The Penal Abolition movement rejects the use of incarceration as a form of social control and community maintenance. Penal abolitionists challenge the current use of policing, courts and prisons to control populations as a means of solving social problems. The movement fights against the overlapping interests of government and industry that support surveillance and increased state power.
Penal abolitionists highlight that imprisonment does not change the conditions that lead to criminal behaviour. Furthermore, the isolation of offenders in correctional institutions can worsen their health outcomes, sever their familial and community ties and reduce their capacity to attain further employment. In addition, prison overcrowding in Australia threatens to exacerbate prisoners’ mental illnesses, increase rates of violence, self-harm and suicide in custody and augment recidivism rates.

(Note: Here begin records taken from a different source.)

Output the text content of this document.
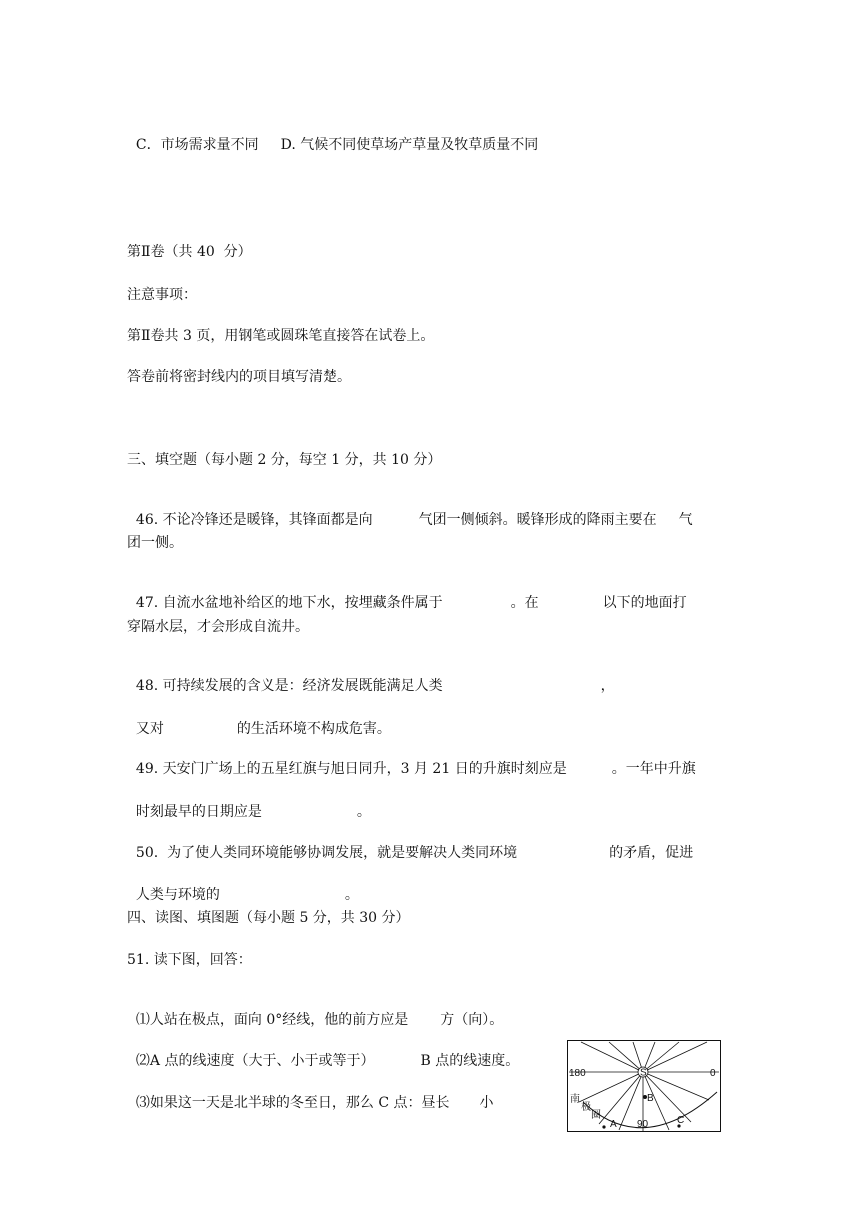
C．市场需求量不同 D. 气候不同使草场产草量及牧草质量不同

第Ⅱ卷（共 40  分）
注意事项：
第Ⅱ卷共 3 页，用钢笔或圆珠笔直接答在试卷上。
答卷前将密封线内的项目填写清楚。
三、填空题（每小题 2 分，每空 1 分，共 10 分）

46. 不论冷锋还是暖锋，其锋面都是向	气团一侧倾斜。暖锋形成的降雨主要在 气

团一侧。

47. 自流水盆地补给区的地下水，按埋藏条件属于	。在	以下的地面打

穿隔水层，才会形成自流井。

48. 可持续发展的含义是：经济发展既能满足人类	，

又对	的生活环境不构成危害。

49. 天安门广场上的五星红旗与旭日同升，3 月 21 日的升旗时刻应是	。一年中升旗

时刻最早的日期应是	。

50.  为了使人类同环境能够协调发展，就是要解决人类同环境	的矛盾，促进

人类与环境的	。

四、读图、填图题（每小题 5 分，共 30 分）
51. 读下图，回答：

⑴人站在极点，面向 0°经线，他的前方应是 方（向）。

⑵A 点的线速度（大于、小于或等于）	B 点的线速度。

⑶如果这一天是北半球的冬至日，那么 C 点：昼长 小

180	0
S
B
A	C
90
南
极
圈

Penal abolitionists stress that the current system fails to reduce crime or to promote community safety. They contend that the penal system discriminates on the basis of ethnicity, indigeneity and social class, and exploits the underprivileged in the pursuit of profit and political power. While penal abolitionists acknowledge that the justice system should not be abandoned altogether, they strongly challenge the misconception that punishment is the only effective or moral response to anti-social behaviour.
In short, the penal abolition movement believes that state resources used to run jails would be better directed at addressing issues that foster criminogenic environments, including poverty, educational disadvantage and community disengagement. It proposes long term goals to stop the construction of new prisons, promote restorative justice, end solitary confinement and the death penalty and develop effective crime prevention strategies.